According to the New York Times, it looks like much of the pain is going to be placed on the backs of those with deposits of over 100,000 euros…
The revised terms under discussion would assess a one-time tax of 20 percent on deposits above 100,000 euros at the Bank of Cyprus, which has the largest number of savings accounts on the island. Because the Bank of Cyprus suffered huge losses on bets that it took on Greek bonds, the government appears to be taking depositors’ money to help plug the hole.
A separate tax of 4 percent would be assessed on uninsured deposits at all other banks, including the 26 foreign banks that operate in Cyprus.
Does that sound bad to you?
Well, if a deal is not reached, there is a possibility that those with uninsured deposits could lose everything. According to Ekathimerini, EU officials are telling Cyprus to choose between a “bad scenario” and a “very bad scenario”…

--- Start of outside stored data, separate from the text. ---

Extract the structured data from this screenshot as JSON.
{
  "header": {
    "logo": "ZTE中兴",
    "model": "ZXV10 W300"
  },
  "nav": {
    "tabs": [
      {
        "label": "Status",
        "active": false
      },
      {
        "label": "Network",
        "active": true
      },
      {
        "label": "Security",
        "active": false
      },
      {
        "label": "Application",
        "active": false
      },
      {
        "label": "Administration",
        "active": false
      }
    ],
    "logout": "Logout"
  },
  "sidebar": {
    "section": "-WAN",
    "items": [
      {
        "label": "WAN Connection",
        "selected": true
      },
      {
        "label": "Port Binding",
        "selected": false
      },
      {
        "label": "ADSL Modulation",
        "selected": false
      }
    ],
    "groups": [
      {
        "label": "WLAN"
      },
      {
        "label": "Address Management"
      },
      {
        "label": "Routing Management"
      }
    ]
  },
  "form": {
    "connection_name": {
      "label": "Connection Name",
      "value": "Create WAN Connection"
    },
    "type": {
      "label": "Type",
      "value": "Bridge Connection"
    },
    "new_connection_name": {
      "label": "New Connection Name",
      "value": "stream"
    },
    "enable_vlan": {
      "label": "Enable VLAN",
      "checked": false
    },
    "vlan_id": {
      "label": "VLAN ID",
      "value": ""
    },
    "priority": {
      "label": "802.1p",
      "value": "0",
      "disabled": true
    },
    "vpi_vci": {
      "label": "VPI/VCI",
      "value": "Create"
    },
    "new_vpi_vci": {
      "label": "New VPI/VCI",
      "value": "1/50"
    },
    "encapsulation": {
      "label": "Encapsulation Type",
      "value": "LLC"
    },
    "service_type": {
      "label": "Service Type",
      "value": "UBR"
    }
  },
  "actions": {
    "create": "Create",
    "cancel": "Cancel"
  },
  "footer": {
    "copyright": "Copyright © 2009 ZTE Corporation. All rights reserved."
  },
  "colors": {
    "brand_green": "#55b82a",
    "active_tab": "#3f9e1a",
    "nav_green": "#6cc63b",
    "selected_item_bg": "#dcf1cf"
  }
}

The main question surrounds the future of the island’s largest lender, Bank of Cyprus. If unsecured deposits (above 100,000 euros) at all Cypriot banks are taxed then large savings at Bank of Cyprus are likely to be taxed between 20 and 25 percent. If the levy is not imposed on deposits at other lenders, the haircut for Bank of Cyprus customers will be much larger.
The option of a full bail in of Bank of Cyprus depositors is still on the table. As with the Popular Bank of Cyprus (Laiki), which is to go through a resolution process, the full bail in option could lead to deposits above 100,000 euros being lost. The only compensation for unsecured depositors will be shares in the “good” bank that will be created by a possible merger between the “healthy” Laiki and Bank of Cyprus entities.
When asked by Kathimerini how the Cypriot economy will survive if all company and personal deposits above 100,000 euros disappear from the country’s two biggest lenders, the EU official said: “Unfortunately, Cyprus’s choices are between a bad scenario and a very bad scenario.”
So what percentage of the deposits in Cyprus are uninsured deposits?
Well, nobody knows for sure, but according to JPMorgan close to half of the total amount of money on deposit in EU banks as a whole is uninsured.
Do you think that some of those people will start moving their money to safer locations after watching how things are going down in Cyprus?
They would be crazy if they didn’t.
And if you think that “deposit insurance” will keep you safe, you are just being delusional.
According to CNBC, very strict capital controls are coming to Cyprus. These rules will apply even to accounts that contain less than 100,000 euros…
Financial controls are coming. Depositors with less than 100,000 euros may not lose their money outright, but they won’t like the restrictions–no matter how much they have in the bank. Limits on withdrawals, limits on check cashing, and perhaps even outright conversion of checking accounts into fixed term deposits are coming (translation: you don’t have a checking account, you have a bond from the bank).
A lot of people are going to lose a lot of money in Cyprus banks, and a significant percentage of them are going to be Russian.
And as I wrote about the other day, you don’t want to have the Russians mad at you.
According to the Guardian, Moscow is already considering various ways that it might “punish” the EU…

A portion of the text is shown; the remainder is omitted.